We call for changes to procurement, and lay out what we want to be achieved, but we don’t draft a new National Procurement Policy Statement. We write in detail about how performance management must change, but we don’t actually write the new policies and produce the assessment templates. We call for reform to the Civil Service Code, but we don’t produce a new one.
We hope that civil servants or ministers will translate them into the required new documents, legislation or regulation. They won’t: ministers are too often fire-fighting, and anyway would lack the time and expertise, and the Civil Service has proven it is not a self-reforming institution.
Which is why we at Re:State have decided to cut out this translation step.

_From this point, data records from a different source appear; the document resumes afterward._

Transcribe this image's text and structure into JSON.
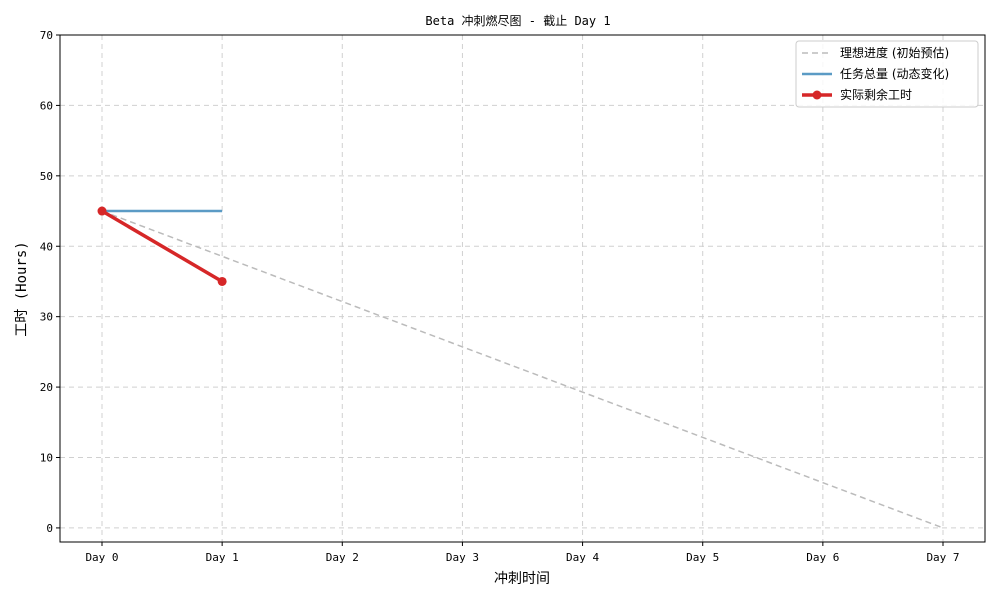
{
  "chart_data": {
    "type": "line",
    "title": "Beta 冲刺燃尽图 - 截止 Day 1",
    "xlabel": "冲刺时间",
    "ylabel": "工时 (Hours)",
    "categories": [
      "Day 0",
      "Day 1",
      "Day 2",
      "Day 3",
      "Day 4",
      "Day 5",
      "Day 6",
      "Day 7"
    ],
    "ylim": [
      -2,
      70
    ],
    "yticks": [
      0,
      10,
      20,
      30,
      40,
      50,
      60,
      70
    ],
    "grid": true,
    "legend_position": "top-right",
    "series": [
      {
        "name": "理想进度 (初始预估)",
        "style": "dashed",
        "color": "#bbbbbb",
        "x": [
          0,
          7
        ],
        "values": [
          45,
          0
        ]
      },
      {
        "name": "任务总量 (动态变化)",
        "style": "solid",
        "color": "#5b9bc5",
        "x": [
          0,
          1
        ],
        "values": [
          45,
          45
        ]
      },
      {
        "name": "实际剩余工时",
        "style": "solid-marker",
        "color": "#d62728",
        "x": [
          0,
          1
        ],
        "values": [
          45,
          35
        ]
      }
    ]
  }
}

Today we are launching our new ‘Plan for government’ programme, which will see us shift our energies to producing a series of ready to implement products – draft legislation, codes, rules, plans and frameworks – that the current or an incoming government can use to rewire Whitehall.
Tomorrow we are publishing the first product in this programme, a new draft of one of the most emblematic documents: a new Civil Service Code, the document which governs the values and standards of all civil servants.
“The old machinery is simply no longer fit for purpose…We need to remake it for the 21st century.” Lord Sedwill’s words from our essay collection last year echo those of Northcote and Trevelyan in the 19th century, and of Fulton in the 20th.
Achieving a transformed State is, of course, a bigger task. Fundamental questions must be posed about its shape and role, about what it should and should not do, who should do it, and how it should be done. But transforming the State will, in large part, rely on the Civil Service. That is why “fundamental change” is once again needed. Our ‘Plan for government’ will provide building blocks to deliver that change.